Seo Kenji, Tanaka Yutaka, Terumitsu Makoto, Someya Genji
Division of Dental Anesthesiology, Department of Tissue Regeneration and Reconstruction, Niigata University Graduate School of Medical and Dental Sciences, Japan.
J Oral Maxillofac Surg. 2005 Mar;63(3):298-303. doi: 10.1016/j.joms.2004.07.015.
Paresthesia is a well known consequence of peripheral nerve injury. However, the neural mechanisms of the 2 recognized types, spontaneous and elicited, are currently unknown. This study aimed to investigate these 2 paresthesias and the possible mechanisms accompanying orthognathic surgery.

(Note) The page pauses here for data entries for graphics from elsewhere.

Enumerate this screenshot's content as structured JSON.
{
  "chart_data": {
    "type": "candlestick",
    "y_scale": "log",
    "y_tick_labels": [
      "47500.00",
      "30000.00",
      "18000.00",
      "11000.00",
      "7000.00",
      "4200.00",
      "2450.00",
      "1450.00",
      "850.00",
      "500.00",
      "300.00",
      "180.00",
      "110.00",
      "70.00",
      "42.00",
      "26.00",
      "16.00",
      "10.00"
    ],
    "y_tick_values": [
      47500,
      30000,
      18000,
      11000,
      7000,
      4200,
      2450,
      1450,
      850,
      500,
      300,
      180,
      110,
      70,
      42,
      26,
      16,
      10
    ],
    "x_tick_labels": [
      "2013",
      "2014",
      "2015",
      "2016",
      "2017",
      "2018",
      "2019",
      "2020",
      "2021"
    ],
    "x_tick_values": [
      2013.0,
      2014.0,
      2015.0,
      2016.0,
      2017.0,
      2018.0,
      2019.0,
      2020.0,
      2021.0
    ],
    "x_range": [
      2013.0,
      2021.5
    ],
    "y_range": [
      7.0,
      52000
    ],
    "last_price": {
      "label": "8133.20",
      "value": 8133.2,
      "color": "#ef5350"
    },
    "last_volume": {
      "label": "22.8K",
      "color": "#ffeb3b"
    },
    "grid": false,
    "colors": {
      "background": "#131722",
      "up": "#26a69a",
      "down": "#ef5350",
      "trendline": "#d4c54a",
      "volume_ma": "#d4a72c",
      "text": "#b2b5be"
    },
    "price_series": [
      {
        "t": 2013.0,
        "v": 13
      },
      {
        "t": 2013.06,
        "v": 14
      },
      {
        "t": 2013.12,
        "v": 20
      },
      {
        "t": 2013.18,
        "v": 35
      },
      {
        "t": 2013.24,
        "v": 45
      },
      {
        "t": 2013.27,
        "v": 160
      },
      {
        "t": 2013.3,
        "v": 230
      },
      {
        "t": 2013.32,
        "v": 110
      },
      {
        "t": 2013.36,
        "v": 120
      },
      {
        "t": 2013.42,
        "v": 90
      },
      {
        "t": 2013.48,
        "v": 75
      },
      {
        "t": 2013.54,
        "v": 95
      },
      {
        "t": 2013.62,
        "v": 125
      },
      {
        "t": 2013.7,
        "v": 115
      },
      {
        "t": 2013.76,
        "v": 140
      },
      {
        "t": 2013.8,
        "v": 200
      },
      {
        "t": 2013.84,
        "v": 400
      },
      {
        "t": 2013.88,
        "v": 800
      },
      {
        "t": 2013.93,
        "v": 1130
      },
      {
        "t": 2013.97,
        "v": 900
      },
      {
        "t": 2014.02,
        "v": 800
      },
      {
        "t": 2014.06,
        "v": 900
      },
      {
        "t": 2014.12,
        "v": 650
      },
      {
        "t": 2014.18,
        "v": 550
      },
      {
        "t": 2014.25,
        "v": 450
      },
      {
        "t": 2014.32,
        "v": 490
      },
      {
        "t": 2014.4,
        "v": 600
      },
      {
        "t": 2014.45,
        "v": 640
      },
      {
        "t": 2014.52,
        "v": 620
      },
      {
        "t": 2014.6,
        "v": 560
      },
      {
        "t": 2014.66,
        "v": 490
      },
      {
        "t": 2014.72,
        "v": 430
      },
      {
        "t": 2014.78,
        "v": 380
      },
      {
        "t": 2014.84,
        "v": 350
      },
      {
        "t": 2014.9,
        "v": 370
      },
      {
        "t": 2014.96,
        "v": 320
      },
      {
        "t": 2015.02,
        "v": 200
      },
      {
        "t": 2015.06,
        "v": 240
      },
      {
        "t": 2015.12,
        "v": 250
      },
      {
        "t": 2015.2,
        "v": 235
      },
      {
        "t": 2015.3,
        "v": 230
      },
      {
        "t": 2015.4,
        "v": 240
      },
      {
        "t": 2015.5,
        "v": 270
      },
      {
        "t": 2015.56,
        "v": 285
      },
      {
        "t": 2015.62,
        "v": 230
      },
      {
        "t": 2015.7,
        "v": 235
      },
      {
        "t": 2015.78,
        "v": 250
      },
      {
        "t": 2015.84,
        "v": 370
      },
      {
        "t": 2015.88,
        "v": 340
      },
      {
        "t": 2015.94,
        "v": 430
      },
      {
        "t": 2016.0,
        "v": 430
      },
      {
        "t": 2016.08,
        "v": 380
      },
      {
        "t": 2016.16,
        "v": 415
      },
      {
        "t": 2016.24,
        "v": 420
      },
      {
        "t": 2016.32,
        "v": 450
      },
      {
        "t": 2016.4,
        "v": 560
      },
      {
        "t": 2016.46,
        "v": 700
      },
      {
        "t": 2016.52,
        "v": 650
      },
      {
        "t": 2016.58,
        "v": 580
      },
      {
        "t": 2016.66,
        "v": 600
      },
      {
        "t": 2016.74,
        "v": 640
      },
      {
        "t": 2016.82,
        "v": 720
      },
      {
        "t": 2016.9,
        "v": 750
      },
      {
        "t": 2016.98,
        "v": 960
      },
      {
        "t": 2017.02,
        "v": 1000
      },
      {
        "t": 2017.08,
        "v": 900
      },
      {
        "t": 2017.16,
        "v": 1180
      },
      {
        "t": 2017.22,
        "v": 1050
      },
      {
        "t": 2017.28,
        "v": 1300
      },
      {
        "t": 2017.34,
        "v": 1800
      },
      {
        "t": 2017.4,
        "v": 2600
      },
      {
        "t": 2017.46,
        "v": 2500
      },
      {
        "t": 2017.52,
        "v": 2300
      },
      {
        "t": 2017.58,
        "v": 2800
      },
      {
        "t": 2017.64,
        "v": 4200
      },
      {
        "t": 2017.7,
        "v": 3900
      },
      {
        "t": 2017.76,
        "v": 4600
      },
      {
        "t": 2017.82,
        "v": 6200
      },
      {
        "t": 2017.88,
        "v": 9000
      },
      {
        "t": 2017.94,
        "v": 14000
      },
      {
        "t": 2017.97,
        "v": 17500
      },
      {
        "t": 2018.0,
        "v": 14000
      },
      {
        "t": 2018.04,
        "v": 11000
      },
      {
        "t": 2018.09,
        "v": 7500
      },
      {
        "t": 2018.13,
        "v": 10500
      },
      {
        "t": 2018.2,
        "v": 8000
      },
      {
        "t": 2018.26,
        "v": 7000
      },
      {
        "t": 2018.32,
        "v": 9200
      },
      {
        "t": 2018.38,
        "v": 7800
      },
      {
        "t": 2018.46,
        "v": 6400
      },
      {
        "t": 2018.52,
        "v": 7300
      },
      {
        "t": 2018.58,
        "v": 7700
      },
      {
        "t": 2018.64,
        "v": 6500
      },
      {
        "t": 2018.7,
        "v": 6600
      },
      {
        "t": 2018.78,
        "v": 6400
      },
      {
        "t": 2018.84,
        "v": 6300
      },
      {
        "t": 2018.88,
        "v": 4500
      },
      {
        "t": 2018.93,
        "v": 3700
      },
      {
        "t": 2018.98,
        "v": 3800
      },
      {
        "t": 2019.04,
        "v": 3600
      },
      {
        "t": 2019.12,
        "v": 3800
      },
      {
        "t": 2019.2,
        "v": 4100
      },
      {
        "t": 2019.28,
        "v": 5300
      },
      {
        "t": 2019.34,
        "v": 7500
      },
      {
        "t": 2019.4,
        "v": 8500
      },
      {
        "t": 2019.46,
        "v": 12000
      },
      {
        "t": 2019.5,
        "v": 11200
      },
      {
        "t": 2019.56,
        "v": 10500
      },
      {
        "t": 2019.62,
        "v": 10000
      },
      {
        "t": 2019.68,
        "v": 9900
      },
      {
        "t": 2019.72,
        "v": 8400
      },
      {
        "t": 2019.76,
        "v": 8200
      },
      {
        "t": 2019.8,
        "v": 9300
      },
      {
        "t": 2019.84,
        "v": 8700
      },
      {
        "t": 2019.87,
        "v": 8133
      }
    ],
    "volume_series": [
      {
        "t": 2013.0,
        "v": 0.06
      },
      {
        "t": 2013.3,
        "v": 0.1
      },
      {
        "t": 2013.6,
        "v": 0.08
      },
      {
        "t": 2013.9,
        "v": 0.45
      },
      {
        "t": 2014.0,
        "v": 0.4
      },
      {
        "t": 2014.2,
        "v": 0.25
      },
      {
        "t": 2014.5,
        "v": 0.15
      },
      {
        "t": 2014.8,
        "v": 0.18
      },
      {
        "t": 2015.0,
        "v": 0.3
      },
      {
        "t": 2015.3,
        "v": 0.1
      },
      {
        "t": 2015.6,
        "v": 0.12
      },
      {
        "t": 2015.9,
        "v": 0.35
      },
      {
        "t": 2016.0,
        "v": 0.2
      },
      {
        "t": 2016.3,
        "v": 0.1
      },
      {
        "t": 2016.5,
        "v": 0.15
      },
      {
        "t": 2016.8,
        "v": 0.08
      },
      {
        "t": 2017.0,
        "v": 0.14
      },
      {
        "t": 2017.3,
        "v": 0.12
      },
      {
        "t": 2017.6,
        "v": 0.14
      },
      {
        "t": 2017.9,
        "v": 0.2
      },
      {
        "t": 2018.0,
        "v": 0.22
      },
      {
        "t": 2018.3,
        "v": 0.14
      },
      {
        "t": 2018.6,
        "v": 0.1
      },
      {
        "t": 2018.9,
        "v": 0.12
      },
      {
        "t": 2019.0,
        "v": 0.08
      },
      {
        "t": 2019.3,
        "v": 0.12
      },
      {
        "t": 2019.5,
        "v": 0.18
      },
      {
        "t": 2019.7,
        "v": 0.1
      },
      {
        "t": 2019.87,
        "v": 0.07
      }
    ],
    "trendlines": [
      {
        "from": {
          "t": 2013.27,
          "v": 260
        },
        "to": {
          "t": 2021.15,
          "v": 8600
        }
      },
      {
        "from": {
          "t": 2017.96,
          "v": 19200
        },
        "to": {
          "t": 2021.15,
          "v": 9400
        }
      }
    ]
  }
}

Mechanical-touch thresholds and current perception threshold were measured before and 7 days after surgery in 60 chin sites (mental nerve area) of 30 patients who underwent orthognathic surgery. Similar testing was conducted on healthy volunteers (controls). All sites were classified by the presence or absence of each paresthesia: spontaneous paresthesia or no spontaneous paresthesia, and elicited paresthesia or no elicited paresthesia. Presence or absence analyses were followed-up for 6 weeks after surgery.
Gender differences and maxillary surgery did not change the incidence of paresthesia during postoperative week 1 (chi-square test, P > .05). A significantly higher mechanical-touch threshold was observed with spontaneous paresthesia compared with no spontaneous paresthesia (Mann-Whitney U-test; P < .05), but not between no elicited paresthesia and elicited paresthesia (Mann-Whitney U-test; P > .05). A significant increase in postsurgery current perception thresholds values compared with presurgery values was observed at 2,000 Hz in spontaneous paresthesia, and at 2,000 and 5 Hz in elicited paresthesia (paired t test, P < .05). The incidence of spontaneous paresthesia decreased more rapidly than elicited, while the latter tended to increase again during the 6-week postsurgical test period.
The results suggested that both spontaneous and elicited paresthesias are associated with damage and dysfunction in myelinated primary afferent fibers, but additional neural mechanisms are implicated during elicited paresthesia.
感觉异常是周围神经损伤的一种常见后果。然而,目前尚不清楚两种公认类型(自发型和诱发型)感觉异常的神经机制。本研究旨在探讨这两种感觉异常以及正颌外科手术可能伴随的机制。
对30例行正颌外科手术患者的60个颏部位点(颏神经区域)在术前及术后7天测量机械触觉阈值和电流感觉阈值。对健康志愿者(对照组)进行类似测试。所有位点根据是否存在每种感觉异常进行分类:自发感觉异常或无自发感觉异常,以及诱发感觉异常或无诱发感觉异常。术后随访6周进行有无分析。
性别差异和上颌手术在术后第1周并未改变感觉异常的发生率(卡方检验,P>.05)。与无自发感觉异常相比,自发感觉异常时观察到机械触觉阈值显著更高(曼-惠特尼U检验;P<.05),但在无诱发感觉异常和诱发感觉异常之间未观察到差异(曼-惠特尼U检验;P>.05)。与术前值相比,自发感觉异常时在2000Hz、诱发感觉异常时在2000Hz和5Hz观察到术后电流感觉阈值显著增加(配对t检验,P<.05)。自发感觉异常的发生率下降比诱发感觉异常更快,而后者在术后6周测试期内有再次上升的趋势。
结果表明,自发型和诱发型感觉异常均与有髓初级传入纤维的损伤和功能障碍有关,但诱发感觉异常期间涉及额外的神经机制。